Following this thread on mechanics and maritime predators, we stumbled upon an old camouflaging technique used by naval fleets during World War I. Created and named dazzle painting or "razzle dazzle" by British artist Norman Wilkinson, the method draws from nature—think zebra stripes—and uses high contrast patterning to distort perspective, masking a ship's form and direction of travel.

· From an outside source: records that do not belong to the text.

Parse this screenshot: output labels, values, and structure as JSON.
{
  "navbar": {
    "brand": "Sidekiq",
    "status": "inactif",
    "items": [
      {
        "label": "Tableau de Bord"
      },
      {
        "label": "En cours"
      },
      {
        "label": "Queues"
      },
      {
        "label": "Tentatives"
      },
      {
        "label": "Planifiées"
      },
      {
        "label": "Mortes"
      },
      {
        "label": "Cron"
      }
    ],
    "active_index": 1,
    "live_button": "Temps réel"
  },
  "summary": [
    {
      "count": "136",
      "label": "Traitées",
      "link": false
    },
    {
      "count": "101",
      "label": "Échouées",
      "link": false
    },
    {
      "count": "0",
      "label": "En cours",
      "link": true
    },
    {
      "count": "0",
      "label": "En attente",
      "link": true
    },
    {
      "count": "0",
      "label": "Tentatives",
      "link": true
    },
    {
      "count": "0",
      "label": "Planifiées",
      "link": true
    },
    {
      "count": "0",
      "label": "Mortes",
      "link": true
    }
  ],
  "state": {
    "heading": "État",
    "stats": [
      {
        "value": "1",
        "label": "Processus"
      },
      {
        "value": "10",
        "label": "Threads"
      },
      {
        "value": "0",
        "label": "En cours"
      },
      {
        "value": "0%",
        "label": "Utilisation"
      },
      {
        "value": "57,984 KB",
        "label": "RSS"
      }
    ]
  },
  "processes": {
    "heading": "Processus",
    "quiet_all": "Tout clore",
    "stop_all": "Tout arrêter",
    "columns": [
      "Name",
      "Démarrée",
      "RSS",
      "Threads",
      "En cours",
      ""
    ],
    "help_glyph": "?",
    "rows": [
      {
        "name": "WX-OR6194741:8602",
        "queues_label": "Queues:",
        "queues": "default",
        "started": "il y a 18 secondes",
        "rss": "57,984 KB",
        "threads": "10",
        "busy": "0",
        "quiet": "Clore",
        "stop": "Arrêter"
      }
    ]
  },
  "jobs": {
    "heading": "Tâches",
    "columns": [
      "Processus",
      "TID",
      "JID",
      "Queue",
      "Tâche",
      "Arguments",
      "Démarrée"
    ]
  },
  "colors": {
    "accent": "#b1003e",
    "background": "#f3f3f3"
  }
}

So began our own dazzling experiment, with type as our vessel. We first sketched isometric letterforms, then designed patterns using multipoint perspective grids. The effect confuses the eye and distorts each letter.
Build & Installation
Next we brought our blueprints into the third dimension. We used 2x4s to build wooden frames for our letterforms, covering each in three layers of oversized vellum, to which we meticulously applied strips on strips of black masking tape in our custom dazzle pattern. We cut foam insulation boards to back each letter, but first painted and rigged them with rows of LED strip lights. Finally, we suspended the finished forms in the window at Co-Prosperity Sphere, announcing that year's Typeforce exhibition had officially begun.
Typeforce is the annual exhibit Firebelly Design and Public Media Institute curate and host. Every year the exhibit showcases works from talented emerging lettering and type-based designers and artists. Across the gallery's walls, mediums, methods, craft and style vary widely. The constant of each piece is the presence of letterforms that communicate through exceptional execution.